Fort Hood

Cooperative conservation benefits wildlife and the U.S. military

  Fort Hood military installation 

Download larger image - Fort Hood soldiers train aboard an Infantry Fighting Vehicle (IFV). Conservation work done in cooperation with the military has led to an increase in training capacity on the base while rare species have flourished. Photo © Gil Eckrich

Learn More About
- Our conservation work at Fort Hood
- Golden-cheeked warblers

- Black-capped vireos

By Jay Harrod

One doesn’t normally think of armored vehicles as protectors of endangered songbirds, but at Fort Hood outside Killeen, a successful relationship between the U.S. Army and The Nature Conservancy is something to sing about.

The two sides began their relationship in 1993, when the military was working to comply with a federal mandate to protect and enhance habitat on base for two endangered songbirds, the golden-cheeked warbler and black-capped vireo.  

The Conservancy is employing a variety of techniques to restore habitat for the songbirds and to increase populations. Trapping programs targeting parasitic cowbirds have protected nesting warblers and vireos and a coordinated prescribed fire program has greatly improved habitat for both species. Prescribed fires maintain the shrubby state beneficial to nesting birds while also reducing fuel loads that can lead to catastrophic wildfires—a particular concern on land used for heavy ordnance training.

All that work is paying off, and the birds are responding – since 1993, warbler population trends have continued to increase and known vireo pairs have gone from just 85 to an estimated 3,000 today.

Since the implementation of a formal Cooperative Agreement in 1997, The Nature Conservancy, has helped identify where birds are nesting and raising their young. Data provided by that work was used by the Army Corps of Engineers Research Lab (CERL) to prove there was no difference in how the birds were doing in areas with and without training restrictions. As a result, federal restrictions were lifted on more than 9,500 acres of the base during breeding season, greatly increasing the training capacity of Fort Hood soldiers. The land that remains under resshartriction is mostly unsuitable for mechanized training because it’s too steep or in close proximity to public recreation areas. 

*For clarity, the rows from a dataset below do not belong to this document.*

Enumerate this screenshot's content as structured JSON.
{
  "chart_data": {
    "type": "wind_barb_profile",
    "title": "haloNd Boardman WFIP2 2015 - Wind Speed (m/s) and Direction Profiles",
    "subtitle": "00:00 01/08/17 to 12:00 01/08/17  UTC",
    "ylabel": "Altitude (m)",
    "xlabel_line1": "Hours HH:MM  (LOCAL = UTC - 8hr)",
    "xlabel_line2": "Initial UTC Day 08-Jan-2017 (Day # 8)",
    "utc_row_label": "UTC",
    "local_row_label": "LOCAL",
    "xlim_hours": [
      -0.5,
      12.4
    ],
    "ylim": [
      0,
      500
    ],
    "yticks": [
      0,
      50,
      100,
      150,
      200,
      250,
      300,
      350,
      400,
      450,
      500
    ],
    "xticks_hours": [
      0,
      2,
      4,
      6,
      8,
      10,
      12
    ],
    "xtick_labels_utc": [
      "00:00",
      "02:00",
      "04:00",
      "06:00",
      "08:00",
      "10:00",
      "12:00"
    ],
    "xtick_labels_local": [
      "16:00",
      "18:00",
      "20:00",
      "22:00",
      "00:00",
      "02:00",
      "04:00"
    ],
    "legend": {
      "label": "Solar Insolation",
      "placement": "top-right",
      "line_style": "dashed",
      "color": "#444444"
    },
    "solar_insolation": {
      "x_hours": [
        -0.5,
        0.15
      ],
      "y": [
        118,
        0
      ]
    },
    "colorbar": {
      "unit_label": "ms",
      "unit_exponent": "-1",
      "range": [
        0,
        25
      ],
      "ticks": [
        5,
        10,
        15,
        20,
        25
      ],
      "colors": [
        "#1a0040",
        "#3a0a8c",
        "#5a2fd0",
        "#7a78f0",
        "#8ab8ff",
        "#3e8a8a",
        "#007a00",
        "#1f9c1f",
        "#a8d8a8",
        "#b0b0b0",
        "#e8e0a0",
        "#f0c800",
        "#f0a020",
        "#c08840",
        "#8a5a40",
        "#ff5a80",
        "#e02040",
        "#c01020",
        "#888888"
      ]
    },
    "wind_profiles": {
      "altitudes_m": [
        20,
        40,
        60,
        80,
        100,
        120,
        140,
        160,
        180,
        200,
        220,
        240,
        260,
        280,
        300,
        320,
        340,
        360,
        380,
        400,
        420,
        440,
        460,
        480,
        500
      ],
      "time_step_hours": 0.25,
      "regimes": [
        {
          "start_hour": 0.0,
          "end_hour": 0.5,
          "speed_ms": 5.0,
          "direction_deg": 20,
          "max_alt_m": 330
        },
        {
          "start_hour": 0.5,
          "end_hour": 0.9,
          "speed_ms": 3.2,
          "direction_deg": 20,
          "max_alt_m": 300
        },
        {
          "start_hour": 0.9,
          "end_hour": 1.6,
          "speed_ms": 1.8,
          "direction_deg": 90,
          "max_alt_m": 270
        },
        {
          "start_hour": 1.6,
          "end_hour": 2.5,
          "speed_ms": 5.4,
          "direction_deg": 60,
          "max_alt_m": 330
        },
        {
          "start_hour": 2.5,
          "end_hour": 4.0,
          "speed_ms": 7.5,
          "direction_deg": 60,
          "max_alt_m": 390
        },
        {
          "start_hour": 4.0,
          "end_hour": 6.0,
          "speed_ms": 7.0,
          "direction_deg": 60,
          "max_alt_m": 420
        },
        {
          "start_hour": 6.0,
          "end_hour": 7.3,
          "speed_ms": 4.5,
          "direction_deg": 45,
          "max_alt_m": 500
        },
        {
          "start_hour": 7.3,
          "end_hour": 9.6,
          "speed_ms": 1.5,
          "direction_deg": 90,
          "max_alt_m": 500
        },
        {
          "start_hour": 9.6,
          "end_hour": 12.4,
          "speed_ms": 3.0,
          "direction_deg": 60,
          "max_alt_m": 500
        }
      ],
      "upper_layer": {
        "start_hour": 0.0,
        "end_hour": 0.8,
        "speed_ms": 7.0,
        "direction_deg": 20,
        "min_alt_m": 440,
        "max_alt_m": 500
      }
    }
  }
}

“In this most unique partnership providing for heavy artillery training within endangered bird breeding territory, we have simply been amazed by the professionalism of the Fort Hood teams, at all levels,” said Laura Huffman, state director for The Nature Conservancy of Texas. “We’ve learned some valuable lessons about what cooperation can make possible.”

Since protecting migrating species requires participation at both ends of the bird’s range, Conservancy scientists are also working with biologists in the five Central American countries where the warblers and vireos are known to spend their winters.